901* 22 maggio 2023
(Articolo tratto da tg24.sky.it)
Un nuovo algoritmo che è in grado di leggere gli stimoli ricevuti dal cervello di un ratto e ricostruire in un altro schermo una sequenza di immagini simile a quella proiettata per gli animali.
L’obiettivo dello studio condotto dal Politecnico di Losanna è aiutarci a capire come il cervello possa elaborare le informazioni
Cosa vede un topo?
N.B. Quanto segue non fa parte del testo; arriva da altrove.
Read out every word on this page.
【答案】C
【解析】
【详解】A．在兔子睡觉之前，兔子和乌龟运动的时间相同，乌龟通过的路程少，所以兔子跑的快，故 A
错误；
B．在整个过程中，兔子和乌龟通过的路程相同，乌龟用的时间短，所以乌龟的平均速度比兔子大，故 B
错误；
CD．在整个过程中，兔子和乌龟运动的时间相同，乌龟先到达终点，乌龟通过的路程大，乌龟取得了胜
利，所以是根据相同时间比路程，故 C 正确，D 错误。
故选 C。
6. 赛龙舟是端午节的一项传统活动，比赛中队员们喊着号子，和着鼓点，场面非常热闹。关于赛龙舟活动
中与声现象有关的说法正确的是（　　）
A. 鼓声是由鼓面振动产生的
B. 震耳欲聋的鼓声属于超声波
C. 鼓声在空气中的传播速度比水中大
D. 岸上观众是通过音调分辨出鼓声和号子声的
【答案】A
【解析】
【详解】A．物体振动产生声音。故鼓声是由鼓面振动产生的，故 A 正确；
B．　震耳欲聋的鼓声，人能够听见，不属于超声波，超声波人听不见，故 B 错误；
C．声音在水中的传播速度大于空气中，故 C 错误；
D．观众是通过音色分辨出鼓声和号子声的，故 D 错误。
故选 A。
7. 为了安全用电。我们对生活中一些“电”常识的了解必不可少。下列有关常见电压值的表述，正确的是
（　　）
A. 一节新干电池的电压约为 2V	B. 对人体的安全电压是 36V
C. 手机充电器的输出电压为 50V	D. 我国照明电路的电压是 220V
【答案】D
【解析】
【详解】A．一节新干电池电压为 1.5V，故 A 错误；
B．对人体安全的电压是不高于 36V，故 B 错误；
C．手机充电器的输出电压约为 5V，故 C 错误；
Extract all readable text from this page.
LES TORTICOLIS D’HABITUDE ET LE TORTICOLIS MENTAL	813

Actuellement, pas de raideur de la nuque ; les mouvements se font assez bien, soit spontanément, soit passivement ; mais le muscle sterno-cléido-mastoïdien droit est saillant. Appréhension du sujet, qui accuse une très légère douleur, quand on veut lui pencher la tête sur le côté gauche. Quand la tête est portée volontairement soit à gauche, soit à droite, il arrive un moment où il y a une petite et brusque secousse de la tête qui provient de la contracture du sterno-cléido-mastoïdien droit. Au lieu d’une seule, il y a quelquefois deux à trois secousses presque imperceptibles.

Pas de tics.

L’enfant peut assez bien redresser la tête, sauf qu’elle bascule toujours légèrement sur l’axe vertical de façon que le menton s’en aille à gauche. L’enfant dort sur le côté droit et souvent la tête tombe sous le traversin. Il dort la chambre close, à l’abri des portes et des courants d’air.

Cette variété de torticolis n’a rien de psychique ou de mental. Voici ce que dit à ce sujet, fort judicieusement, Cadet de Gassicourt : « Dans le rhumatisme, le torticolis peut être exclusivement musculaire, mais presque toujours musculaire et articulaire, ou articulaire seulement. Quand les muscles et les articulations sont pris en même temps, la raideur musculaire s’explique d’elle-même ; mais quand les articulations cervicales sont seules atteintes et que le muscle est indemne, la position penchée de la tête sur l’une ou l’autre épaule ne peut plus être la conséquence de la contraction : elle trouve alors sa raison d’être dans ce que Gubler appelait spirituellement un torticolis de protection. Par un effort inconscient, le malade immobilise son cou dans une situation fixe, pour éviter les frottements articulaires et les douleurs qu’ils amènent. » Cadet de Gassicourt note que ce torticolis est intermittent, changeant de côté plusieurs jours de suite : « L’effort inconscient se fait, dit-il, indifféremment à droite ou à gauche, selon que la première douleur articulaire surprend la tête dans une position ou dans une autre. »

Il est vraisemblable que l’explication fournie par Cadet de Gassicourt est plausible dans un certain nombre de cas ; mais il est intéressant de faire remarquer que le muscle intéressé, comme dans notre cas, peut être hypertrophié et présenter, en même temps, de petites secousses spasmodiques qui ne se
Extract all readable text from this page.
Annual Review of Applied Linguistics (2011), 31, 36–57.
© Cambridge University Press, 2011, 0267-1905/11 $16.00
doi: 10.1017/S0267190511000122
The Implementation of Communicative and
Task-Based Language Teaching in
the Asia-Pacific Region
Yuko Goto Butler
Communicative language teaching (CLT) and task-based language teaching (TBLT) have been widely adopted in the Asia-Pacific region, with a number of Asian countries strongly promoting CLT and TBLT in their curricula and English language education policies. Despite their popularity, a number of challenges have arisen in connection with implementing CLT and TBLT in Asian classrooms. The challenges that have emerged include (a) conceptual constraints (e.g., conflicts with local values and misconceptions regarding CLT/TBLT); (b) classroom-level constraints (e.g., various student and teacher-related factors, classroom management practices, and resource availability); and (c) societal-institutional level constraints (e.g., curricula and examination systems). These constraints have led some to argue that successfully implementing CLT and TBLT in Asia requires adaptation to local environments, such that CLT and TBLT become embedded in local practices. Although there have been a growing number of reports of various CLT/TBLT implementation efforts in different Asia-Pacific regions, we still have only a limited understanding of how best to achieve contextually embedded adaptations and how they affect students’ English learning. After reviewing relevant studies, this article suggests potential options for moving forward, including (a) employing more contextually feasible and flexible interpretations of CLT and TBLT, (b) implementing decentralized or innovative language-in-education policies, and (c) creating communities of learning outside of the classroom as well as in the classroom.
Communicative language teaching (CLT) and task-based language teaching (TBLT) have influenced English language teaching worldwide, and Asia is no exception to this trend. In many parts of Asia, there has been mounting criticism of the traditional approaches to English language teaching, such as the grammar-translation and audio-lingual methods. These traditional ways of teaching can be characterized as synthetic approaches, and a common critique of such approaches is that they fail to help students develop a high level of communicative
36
Algoritmo decodifica in immagini i segnali del cervello del roditore.
Scoperto un nuovo algoritmo che è in grado di leggere gli stimoli ricevuti dal cervello di un ratto e ricostruire in un altro schermo una sequenza di immagini simile a quella proiettata per gli animali.
L’obiettivo dello studio condotto dal Politecnico di Losanna è aiutarci a capire come il cervello possa elaborare le informazioni
Si chiama Cebra ed è un nuovo sistema di apprendimento automatico in grado di ricostruire la struttura nascosta del codice neurale.
La scoperta pubblicata sulla rivista Nature, è stata fatta da un gruppo di scienziati della Scuola Politecnica Federale di Losanna (Epfl).
L’equipe guidata da Mackenzie Mathis ha sottoposto dei topolini alla visione di un filmato in bianco e nero di un uomo che corre verso un’auto.
Utilizzando i segnali prodotti dalla corteccia visiva dei topi, l’algoritmo Cebra ha permesso di addestrare un modello di apprendimento profondo chiamato “deep learning” che decodifica ciò che l’animale sta guardando.
L’algoritmo è stato in grado di leggere gli stimoli ricevuti dal cervello e ricostruire in un altro schermo una sequenza di immagini simile a quella proiettata per gli animali.
“Questo lavoro – sostiene Mathis – rappresenta un passo in avanti sostanziale verso gli algoritmi applicati alla neurotecnologia e alle interfacce mente-computer (Bmi)”.
I segnali cerebrali vengono ottenuti direttamente misurando l’attività cerebrale tramite elettrodi inseriti nell’area della corteccia visiva del cervello del topo.
L’obiettivo finale di Cebra sarà quello di identificare una struttura nei sistemi complessi e aiutarci a capire come il cervello possa elaborare le informazioni.
“Le potenziali applicazioni cliniche sono entusiasmanti e non si limitano alla ricerca neuroscientifica” conclude il ricercatore.